A Met Police spokesman said that officers approached Bennett’s vehicle after noticing it had “heavily tinted front windows”. Bennett has since had her windows independently tested and a document says that “there is no additional tint fitted to the front windows”.
Police said they suspected illegal items were concealed inside when Bennett refused to comply with orders to open the window and unlock the door. The nurse was asked to leave her vehicle 23 times.
“I just literally went into a panic,” she explained. “They dragged me out of the car. After the search I just wanted to go home.”
Bennett has published footage from the incident captured on the police officers’ body-worn cameras. In it she can be heard telling officers she is scared of “how [police] treat black people” and expressing a wish to phone her lawyer.
At one point an officer is heard saying that Bennett appears to be behaving “somewhat erratically” and asks her friend if she has any medical problems which could make her feel anxious.
Another officer, speaking directly to Bennett, later says: “Right, you are really starting to annoy me madam and now you are accusing me of being racist, which I think you are doing to obstruct us.”
She is eventually “dragged” out of her car and placed in handcuffs before being taken to a west London police station and detained for 19 hours.
EachOther has seen a note from Bennett’s consultant psychiatrist at the Central Wandsworth and West Battersea Mental Community Health Team, issued on 24 September last year, which confirms she has been diagnosed with PTSD dating back to 2002. She said that she had submitted this as evidence during her trial in September.

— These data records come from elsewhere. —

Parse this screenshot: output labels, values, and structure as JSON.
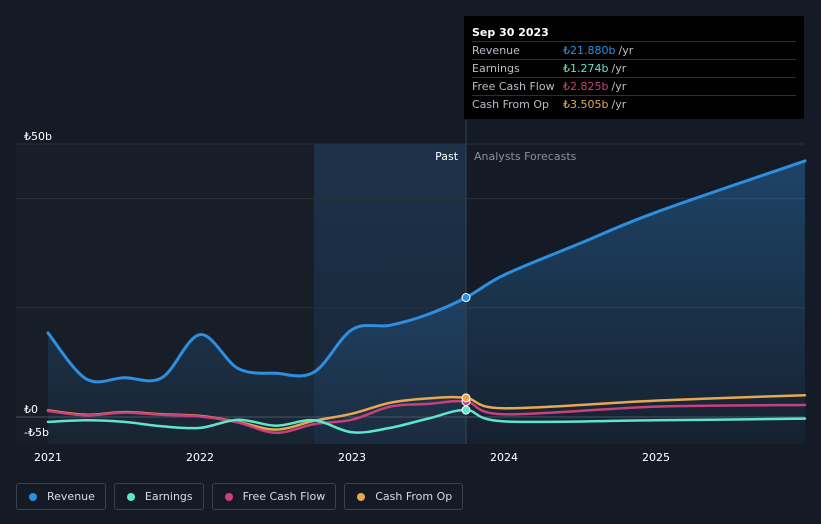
{
  "chart_data": {
    "type": "line",
    "y_unit_prefix": "₺",
    "ylim": [
      -5,
      50
    ],
    "xlim": [
      2021.0,
      2025.98
    ],
    "divider_x": 2023.75,
    "past_region_start": 2022.75,
    "y_ticks": [
      {
        "value": 50,
        "label": "₺50b"
      },
      {
        "value": 0,
        "label": "₺0"
      },
      {
        "value": -5,
        "label": "-₺5b"
      }
    ],
    "x_ticks": [
      {
        "value": 2021,
        "label": "2021"
      },
      {
        "value": 2022,
        "label": "2022"
      },
      {
        "value": 2023,
        "label": "2023"
      },
      {
        "value": 2024,
        "label": "2024"
      },
      {
        "value": 2025,
        "label": "2025"
      }
    ],
    "region_labels": {
      "past": "Past",
      "forecast": "Analysts Forecasts"
    },
    "series": [
      {
        "name": "Revenue",
        "key": "revenue",
        "color": "#2d8fe0",
        "fill": true,
        "points": [
          [
            2021.0,
            15.4
          ],
          [
            2021.25,
            7.0
          ],
          [
            2021.5,
            7.2
          ],
          [
            2021.75,
            7.2
          ],
          [
            2022.0,
            15.1
          ],
          [
            2022.25,
            8.9
          ],
          [
            2022.5,
            8.0
          ],
          [
            2022.75,
            8.2
          ],
          [
            2023.0,
            16.0
          ],
          [
            2023.25,
            16.8
          ],
          [
            2023.5,
            18.8
          ],
          [
            2023.75,
            21.88
          ],
          [
            2024.0,
            26.0
          ],
          [
            2024.5,
            31.8
          ],
          [
            2025.0,
            37.5
          ],
          [
            2025.98,
            46.9
          ]
        ]
      },
      {
        "name": "Earnings",
        "key": "earnings",
        "color": "#5ee6c8",
        "fill": false,
        "points": [
          [
            2021.0,
            -0.9
          ],
          [
            2021.25,
            -0.6
          ],
          [
            2021.5,
            -0.9
          ],
          [
            2021.75,
            -1.7
          ],
          [
            2022.0,
            -2.0
          ],
          [
            2022.25,
            -0.5
          ],
          [
            2022.5,
            -1.6
          ],
          [
            2022.75,
            -0.6
          ],
          [
            2023.0,
            -2.8
          ],
          [
            2023.25,
            -2.0
          ],
          [
            2023.5,
            -0.3
          ],
          [
            2023.75,
            1.274
          ],
          [
            2024.0,
            -0.8
          ],
          [
            2025.0,
            -0.6
          ],
          [
            2025.98,
            -0.3
          ]
        ]
      },
      {
        "name": "Free Cash Flow",
        "key": "fcf",
        "color": "#c9417b",
        "fill": false,
        "points": [
          [
            2021.0,
            1.1
          ],
          [
            2021.25,
            0.3
          ],
          [
            2021.5,
            0.8
          ],
          [
            2021.75,
            0.4
          ],
          [
            2022.0,
            0.1
          ],
          [
            2022.25,
            -1.0
          ],
          [
            2022.5,
            -2.9
          ],
          [
            2022.75,
            -1.3
          ],
          [
            2023.0,
            -0.5
          ],
          [
            2023.25,
            1.9
          ],
          [
            2023.5,
            2.4
          ],
          [
            2023.75,
            2.825
          ],
          [
            2024.0,
            0.5
          ],
          [
            2025.0,
            1.9
          ],
          [
            2025.98,
            2.2
          ]
        ]
      },
      {
        "name": "Cash From Op",
        "key": "cfo",
        "color": "#e7a94f",
        "fill": false,
        "points": [
          [
            2021.0,
            1.2
          ],
          [
            2021.25,
            0.4
          ],
          [
            2021.5,
            0.9
          ],
          [
            2021.75,
            0.5
          ],
          [
            2022.0,
            0.2
          ],
          [
            2022.25,
            -0.9
          ],
          [
            2022.5,
            -2.3
          ],
          [
            2022.75,
            -0.7
          ],
          [
            2023.0,
            0.6
          ],
          [
            2023.25,
            2.6
          ],
          [
            2023.5,
            3.4
          ],
          [
            2023.75,
            3.505
          ],
          [
            2024.0,
            1.6
          ],
          [
            2025.0,
            3.0
          ],
          [
            2025.98,
            4.0
          ]
        ]
      }
    ]
  },
  "tooltip": {
    "date": "Sep 30 2023",
    "unit": "/yr",
    "rows": [
      {
        "label": "Revenue",
        "value": "₺21.880b",
        "color": "#2d8fe0"
      },
      {
        "label": "Earnings",
        "value": "₺1.274b",
        "color": "#5ee6c8"
      },
      {
        "label": "Free Cash Flow",
        "value": "₺2.825b",
        "color": "#c9417b"
      },
      {
        "label": "Cash From Op",
        "value": "₺3.505b",
        "color": "#e7a94f"
      }
    ]
  },
  "legend": [
    {
      "label": "Revenue",
      "color": "#2d8fe0"
    },
    {
      "label": "Earnings",
      "color": "#5ee6c8"
    },
    {
      "label": "Free Cash Flow",
      "color": "#c9417b"
    },
    {
      "label": "Cash From Op",
      "color": "#e7a94f"
    }
  ]
}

A police investigation into the incident, after Bennett made a complaint last year, found that the officers’ behaviour was satisfactory.

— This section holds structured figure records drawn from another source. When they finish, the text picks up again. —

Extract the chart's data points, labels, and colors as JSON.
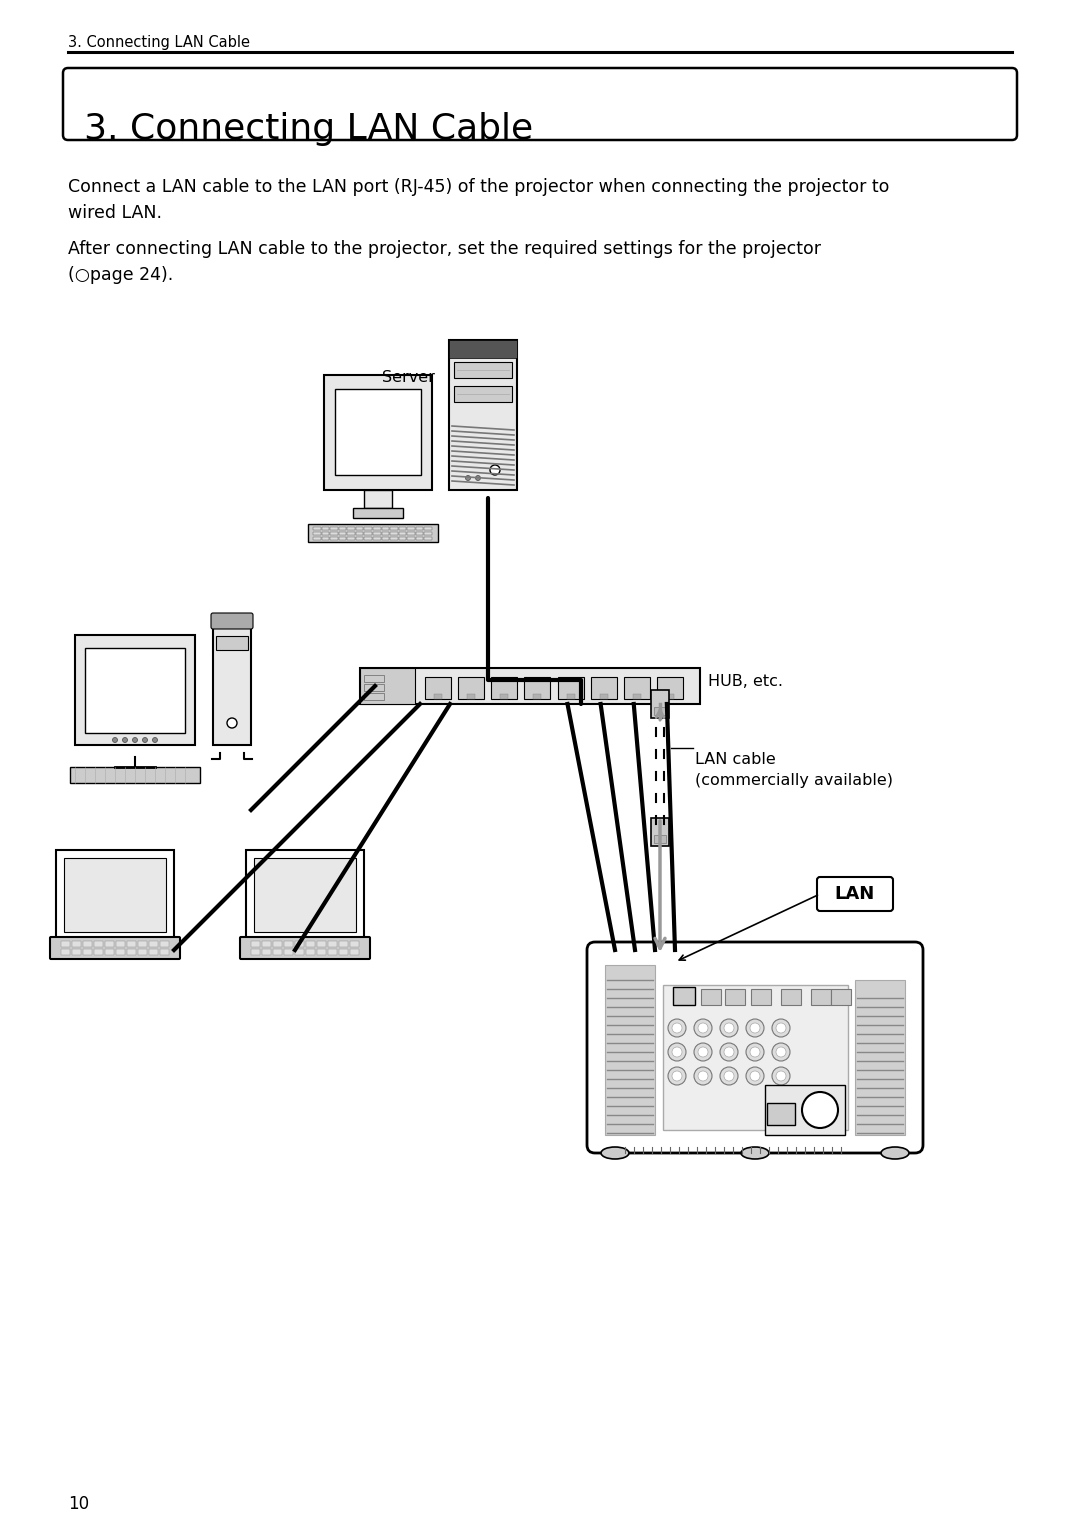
{
  "bg_color": "#ffffff",
  "text_color": "#000000",
  "page_number": "10",
  "header_text": "3. Connecting LAN Cable",
  "title_text": "3. Connecting LAN Cable",
  "body_text_1": "Connect a LAN cable to the LAN port (RJ-45) of the projector when connecting the projector to\nwired LAN.",
  "body_text_2": "After connecting LAN cable to the projector, set the required settings for the projector\n(○page 24).",
  "label_server": "Server",
  "label_hub": "HUB, etc.",
  "label_lan_cable": "LAN cable\n(commercially available)",
  "label_lan": "LAN"
}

But Katrina Ffrench, chief executive of police accountability charity StopWatch, has described their conduct as “disgraceful”.
“This troubling case demonstrates how innocent law-abiding people can become embroiled in the criminal justice system as a result of stop and search powers,” Ffrench said. “Neomi is a pillar of society and if this can happen to her then goodness knows what happens to children and young people during their police encounters. We must ensure that this public service and institution like any other is held to account.”
Barrister Ann Tayo said that Bennett’s case “raises issues not just in relation to the police’s behaviour towards black people but also people who may be vulnerable, who have health issues”.
“The police officer clearly didn’t recognise that she had a genuine fear of harm. She was surrounded by a number of police officers … that triggered some post-traumatic stress disorder.”
Tayo added that police officers need to be properly trained and also need to be held to account for the actions. “They need to see there is going to be a price to pay if they act out of line,” she said.
A Met Police spokesman said: “We are aware of the decision by the CPS not to pursue the appeal hearing.”
Stop and search and human rights
The use of police stop and search to tackle violent crime continues to be controversial.
In August last year, Home Secretary Priti Patel insisted that “stop and search works”. “We hear it again and again from police that [they] need to be empowered,” she told the BBC.
The home secretary has granted police forces across England and Wales expanded powers to carry out searches without “reasonable grounds” for suspicion if serious violence is anticipated, as part of a pilot scheme.
Opposition MPs and human rights groups have warned that the tactic is being disproportionately used on the black community. On 7 June, Liberal democrat MP Ed Davey revealed that black people are 47 times more likely than white people to be stopped and searched without suspicion.
Under Article 14 of the Human Rights Convention, we have a right not to be discriminated against, and to enjoy all rights and freedoms regardless of characteristics including race, gender and religion.
The efficacy of stop and search has also been called into question. A 2017 data study for the College of Policing into a decade of London stop and searches found them to be “inconsistent” and “weak” as a deterrent.